11 February 2019
- Last edited 11 February 2019
Well for the other modes (say11), the two halfs (about centre line) are in opposite phase. So this constant load does not have different phase (constant all over plate with same phase and amplitude) hence it can not excite it that much.
Easy to think about this is for a pinned-pinned beam. The first mode is half a sine (n =1), second is a full sine (n=2). If we have a constant load on the beam, then the anti-symmetric modes about the centre point of the beam (even multiples, that is n= 2, 4,..) can not be excited much since that would require a force that has opposite phase about the centre line. Thus here a symmetric load excites symmetric modes.
Same goes if we had a point force at the centre point that would not excite the anti-symmetric modes that have no movement there.
It is all maths, and it is a term in the solution that involves the inner product (integral not algebra), of the eigenmodes and the excitation.
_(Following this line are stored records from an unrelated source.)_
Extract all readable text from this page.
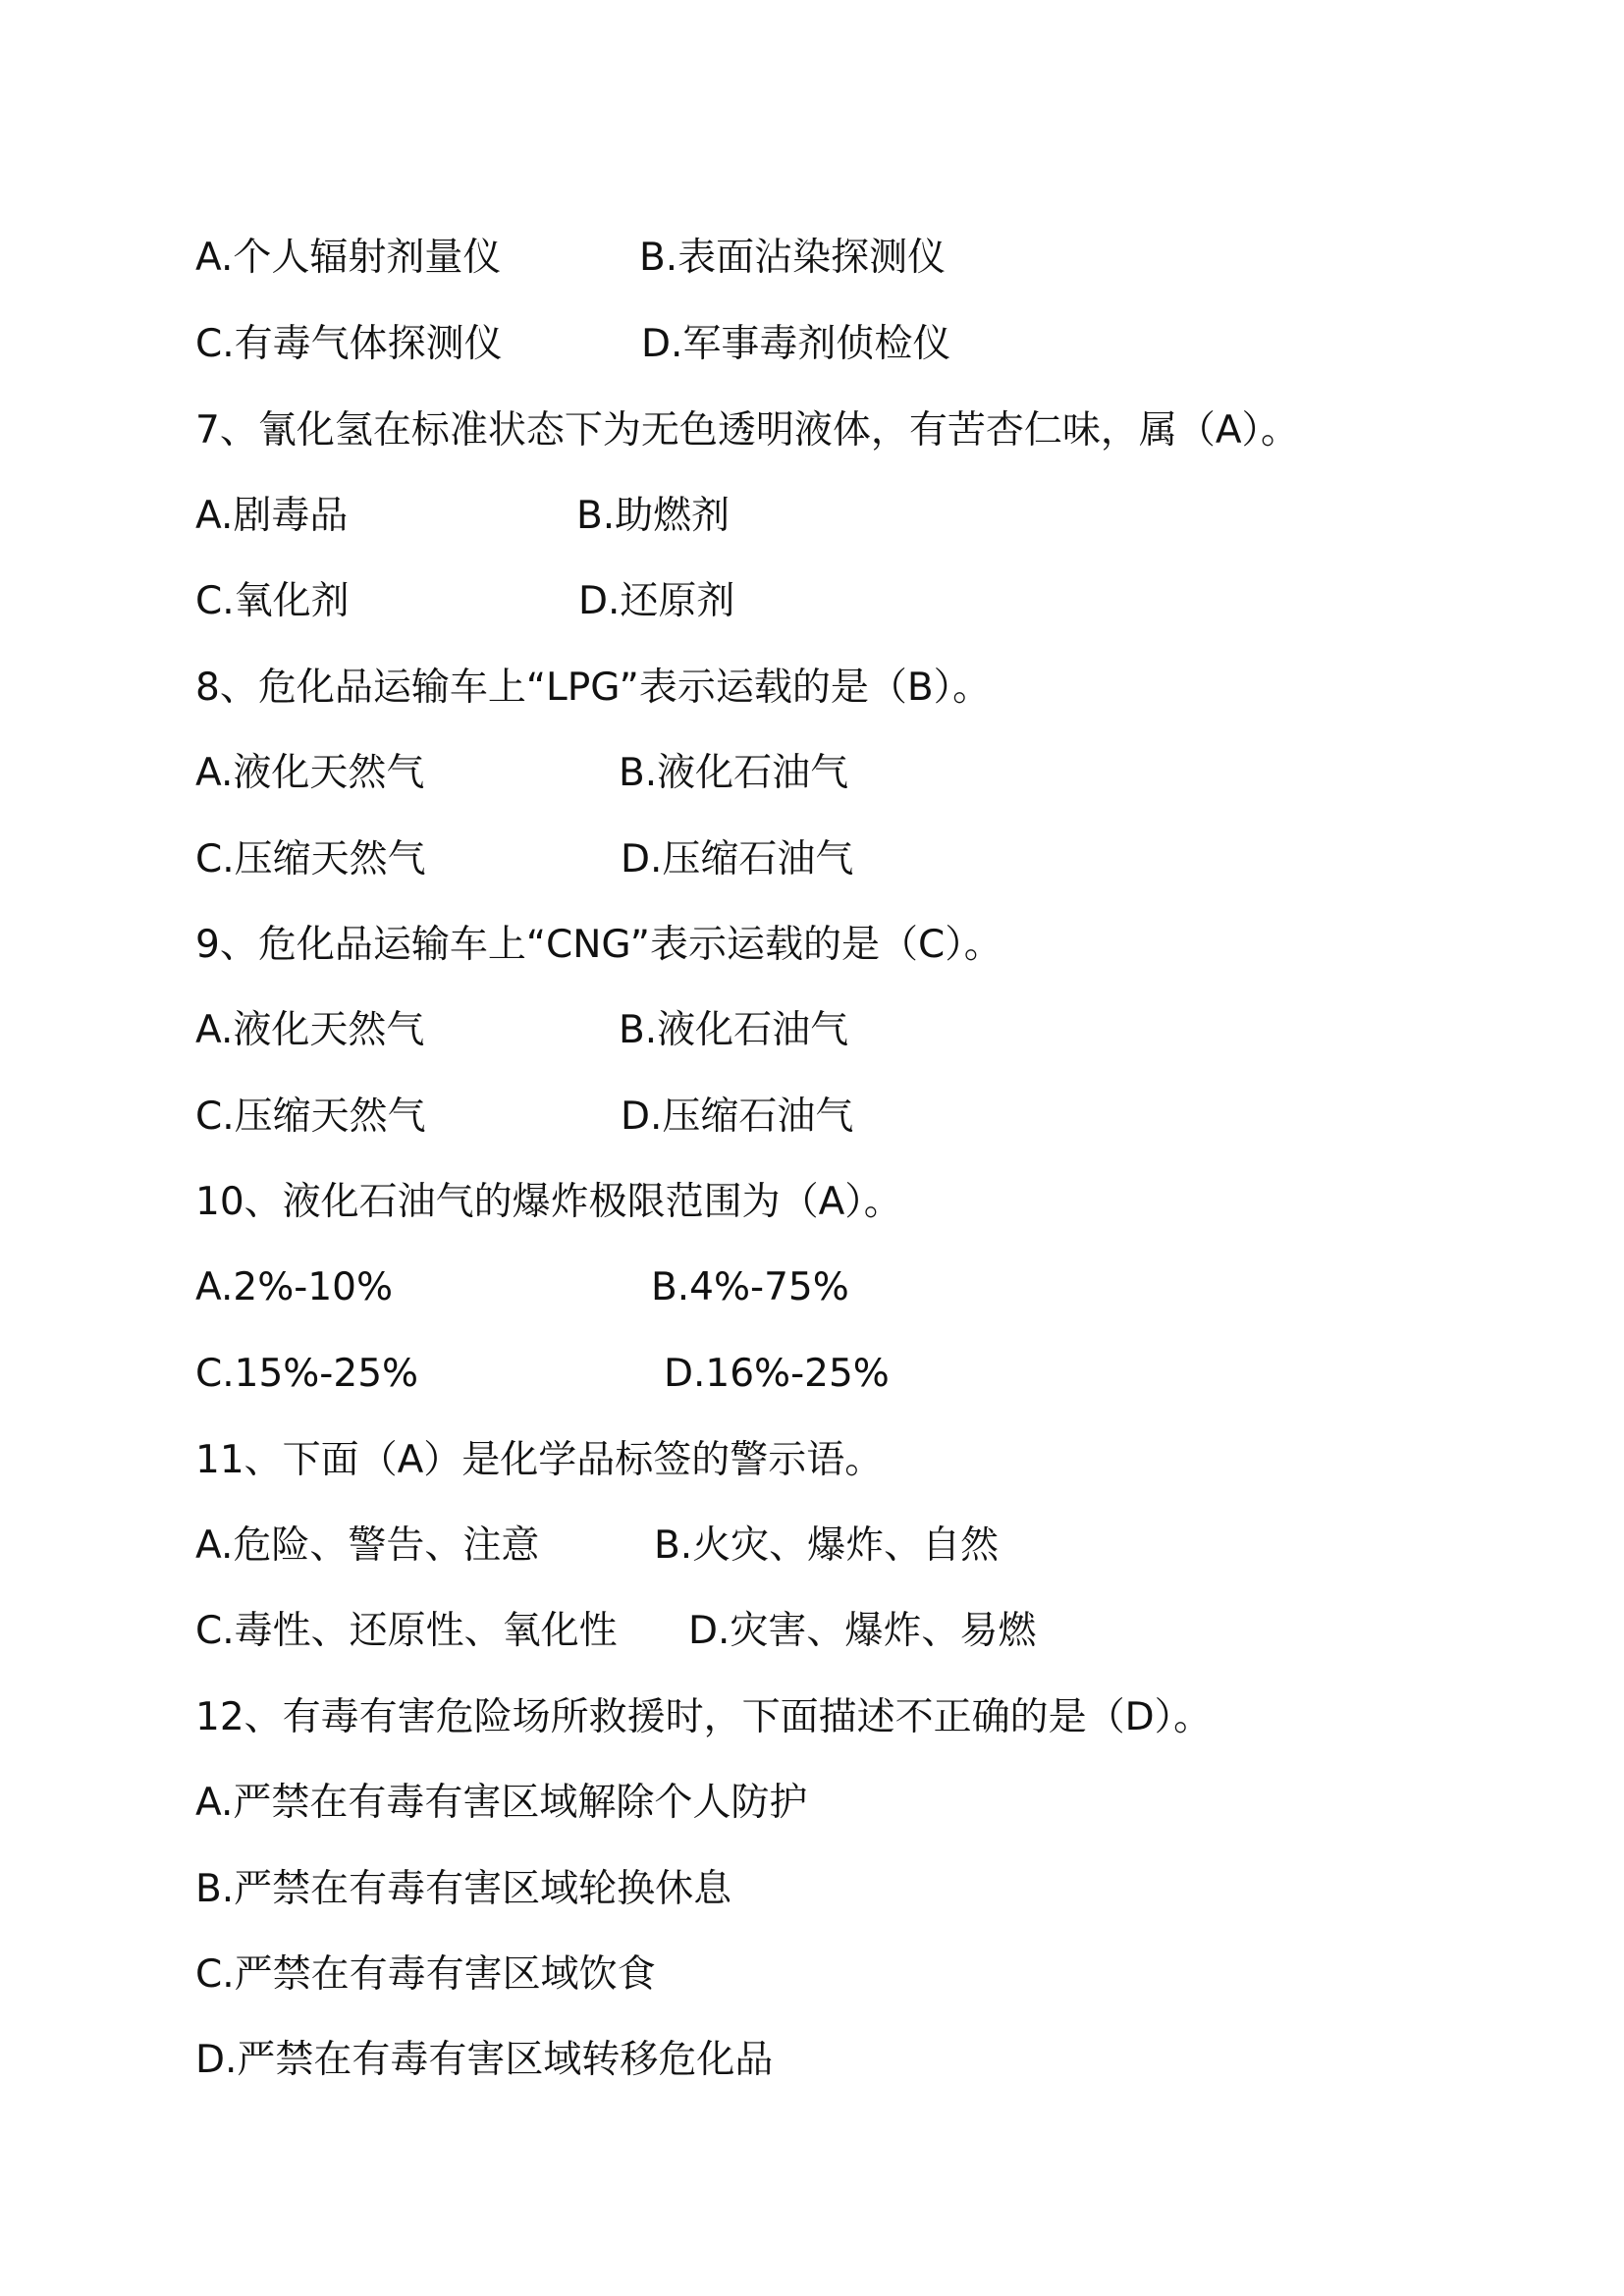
A.个人辐射剂量仪	B.表面沾染探测仪
C.有毒气体探测仪	D.军事毒剂侦检仪
7、氰化氢在标准状态下为无色透明液体，有苦杏仁味，属（A）。
A.剧毒品	B.助燃剂
C.氧化剂	D.还原剂
8、危化品运输车上“LPG”表示运载的是（B）。
A.液化天然气	B.液化石油气
C.压缩天然气	D.压缩石油气
9、危化品运输车上“CNG”表示运载的是（C）。
A.液化天然气	B.液化石油气
C.压缩天然气	D.压缩石油气
10、液化石油气的爆炸极限范围为（A）。
A.2%-10%	B.4%-75%
C.15%-25%	D.16%-25%
11、下面（A）是化学品标签的警示语。
A.危险、警告、注意	B.火灾、爆炸、自然
C.毒性、还原性、氧化性 D.灾害、爆炸、易燃
12、有毒有害危险场所救援时，下面描述不正确的是（D）。
A.严禁在有毒有害区域解除个人防护
B.严禁在有毒有害区域轮换休息
C.严禁在有毒有害区域饮食
D.严禁在有毒有害区域转移危化品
That will give how much a mode is excited. In the case of this point force one gets for the second mode (n=2), <sin(2pix/L), Dirac delta(x-L/2)>, that gives sin(2piL/2L) = sin(pi)=0, thus it can not be excited. One can do similar things for a plate, but that would involve Bessel, and other eigen-solutions, than sine.
The same thing can be found if we instead of a point force (Dirac delta), use just a constant force all over the beam. It will lead to that anti-symmetric modes are not excited.